O teatro antigo de Taormina é grego ou romano?

Ambos, em camadas. Foi originalmente construído por colonos gregos, provavelmente no século III a.C., e depois substancialmente reconstruído e ampliado pelos romanos no século II d.C., para espetáculos de gladiadores e ao estilo de arena, razão pela qual a alvenaria sobrevivente e os acrescentos estruturais são sobretudo romanos, mesmo que o sítio e a forma básica sejam gregos. De qualquer forma, o verdadeiro atrativo é a vista: o palco enquadra o Etna e o litoral atrás dele, possivelmente o cenário mais fotografado de qualquer teatro antigo na Sicília.

O teatro que toda a gente fotografa, saiba ou não a sua história

O teatro antigo de Taormina é uma das estruturas antigas mais fotografadas da Sicília, e para a maioria dos visitantes isso acontece por razões que têm muito pouco a ver com arqueologia: de dentro da bancada, olhando na direção onde outrora se erguia a construção do palco, a vista passa diretamente pela estrutura em ruínas até ao Etna e à curva do litoral jónio abaixo. É uma combinação genuinamente rara — um monumento antigo e um vulcão ativo na mesma moldura — e vale a pena ser claro que é esta vista, e não a pureza arqueológica do edifício, a principal razão pela qual o sítio atrai os números que atrai.

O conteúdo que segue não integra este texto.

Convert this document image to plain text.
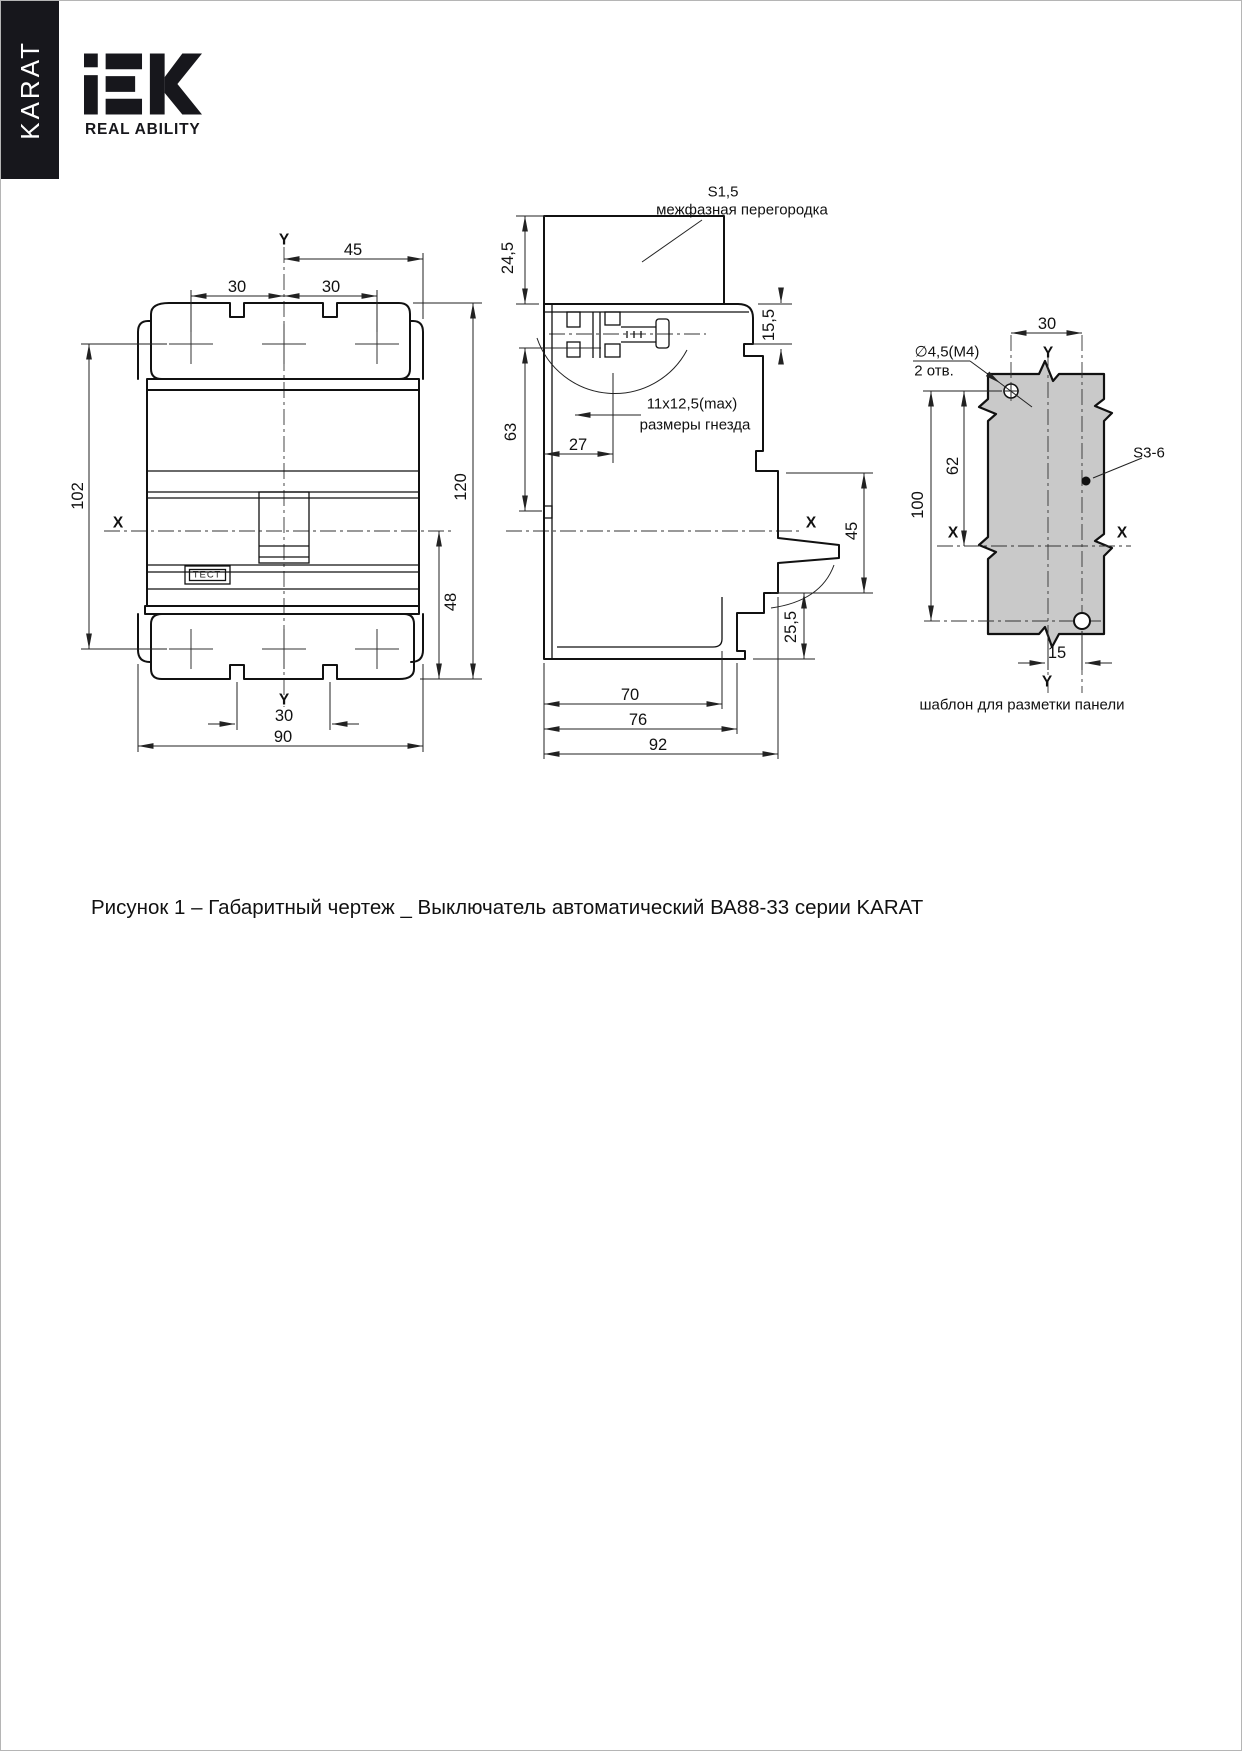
KARAT	REAL ABILITY
Y
45
30	30
102
X
120
48
ТЕСТ
Y
30
90
24,5
S1,5
межфазная перегородка
15,5
63
27
11x12,5(max)
размеры гнезда
X 45
25,5
70
76
92
30
Y
∅4,5(M4)
2 отв.
62
100
X	X
S3-6
15
Y
шаблон для разметки панели
Рисунок 1 – Габаритный чертеж _ Выключатель автоматический ВА88-33 серии KARAT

Isto não é uma crítica ao próprio teatro. É uma estrutura antiga genuína, com uma história real e em camadas, mesmo que a camada com que a maioria dos visitantes se envolve seja a paragem de fotografia de 20 minutos, e não a renovação romana do século II subjacente.

Fundações gregas, reconstrução romana

As origens do teatro são gregas, datando provavelmente de cerca do século III a.C., construído pela cidade de fundação grega de Tauromenium, num sítio de encosta escolhido, à maneira clássica do desenho de teatros gregos, pelo menos em parte pelas suas vistas.

O que hoje se ergue, no entanto, é largamente o produto de uma reconstrução romana substancial no século II d.C., que ampliou a estrutura e a adaptou a formas de entretenimento romanas — há evidência razoável de que os romanos a remodelaram para acolher combates de gladiadores e espetáculos ao estilo de arena, um uso que o desenho grego original não teria previsto. Essa reconstrução explica por que grande parte da alvenaria e da técnica estrutural sobreviventes, visíveis hoje, se lê como romana, e não grega, mesmo que o sítio, a forma básica de tigela e alguns elementos subjacentes remontem ao teatro grego anterior.

Esta estratificação — planta grega, execução romana — é uma forma útil de pensar sobre vários sítios sicilianos, mas Taormina é um dos exemplos mais claros disso, já que as duas fases construtivas têm uma escala suficientemente próxima para que nenhuma tenha simplesmente apagado a outra.

Por que a construção do palco desapareceu em grande parte, e por que isso ajuda

Os teatros antigos, na tradição grega, eram normalmente construídos com uma edificação de cena (skene) atrás dos intérpretes, que, num teatro de adaptação romana totalmente intacto, teria muitas vezes bloqueado por completo qualquer vista para além do palco.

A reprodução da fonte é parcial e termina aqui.